Our wonderful blogging friend 108 Zen Books ran with the compost analogy in a fun series of 5 posts which you should definitely add to your life/garden manual. A couple of days ago I noticed the weather in the garden take a distinct turn in the direction of fall, the air cooled, the sun's intensity waned even though it remained bright. The quality of the light changed in a way I can't quite pinpoint and a feeling of quiet and order settled over everything. Clouds roll around forming, disintegrating and reforming, the weather changes a myriad times each day. The manic intense energy of summer has headed off to another hemisphere.
I have been doing some seed saving: kale, parsley, mustard greens, foxglove, lettuce, onion, nasturtium, cilantro, radish. And this morning I decided it was time to remove the lavender of it's dried stalks. As I rubbed the tiny flower heads off onto a piece of newsprint, it's intoxicating scent filled the air and I thought "harvest". We have been talking about compost in terms of our practice, our training, living our lives, whatever you choose to call it. How about the harvest? Where does that figure into the picture.

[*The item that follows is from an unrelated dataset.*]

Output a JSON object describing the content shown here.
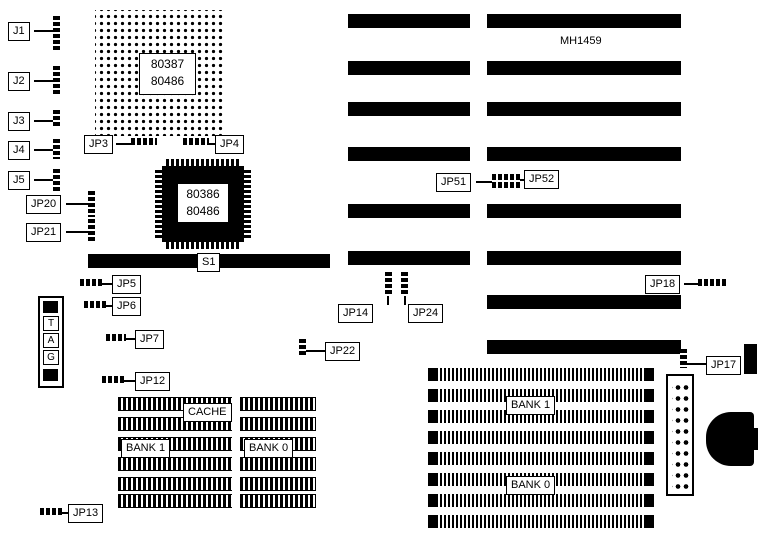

We could talk about karma and that we harvest what we sow. Trite perhaps but seemlngly true enough. It is like the story that the grandfather tells the small child about the 2 wolves that live inside us, the angry one and the kind one. When the child asks which one will win, the wise grandfather reminds her that it is the one we feed that grows. So it is with harvest, I think. The seeds we nurture and cultivate, watering and tending, giving them our attention, those are the seeds that will grow in our hearts. The choice is always ours. It is easy to fall back into the dark tangled weed patch of unconscious habit but at some point we stumble out, hat askew, morning glory twined around our left ear. You get the picture. Such is the gardener's life.
When I think of harvest I am reminded of something my Zen teacher used to say to me when I told a story of where I was astonished that something had gone so well . She would say, " those are the fruits of your training." And so I think that about the harvest, that if we are diligent and train and work with our "stuff" in earnest then gradually, often without notice, change comes about. Slowly, surely, we advance in the direction of the little rows of compassion and , the patch of letting go and a basket full of all acceptance. This is the work of a life time, many lifetimes, if you will. If we can remember that this is the most important work we will do in our lives, then there will be something to harvest. And being human, of course sometimes we forget, get blown over in a ferocious storm and fall into the thistle patch, but that's okay. We just get back up, pick out the prickles and gather up the hoe again.
All this harvest talk makes me think of ripe tomatoes and fat squash but it also make me think of a line from Daishin Morgan's little book "Buddha Recognizes Buddha". He says "training and enlightenment are not separate". And so the spiritual garden is like this: we are always planting and weeding and watering and harvesting. It's all going on at the same time. And all the while if we are good organic gardeners we keep adding to the compost heap, because it will feed the garden and make our harvest rich and strong and luscious. Hey, is that a hay seed I see behind your ear?
Buddhism & Art...if I had to pick two words that give an overview of what I get up to in this world those would be my choices. Buddhism is the ground upon which I rest all else. I like to think it brings me some sanity. It helps me think in some logical way about what I am doing and look at it as deeply as possible. What did I just do? Why ? What's that all about? ...To try and look at my life without sliding over things or fooling myself...To be present for life, not rejecting or preferring one experience over another. Buddhist practice makes my life full and rich, sometimes filled with joy and sometimes with a deep experience of the suffering present in this world.
After all those words does it seem odd to say that it is the simplicity of Zen that appeals to me? This inclination to simplicity pulls me to try and integrate my practice and work, to paint Buddhas, to observe my process as I work.
I am drawn to mixed media, integrating script and words with images and colour.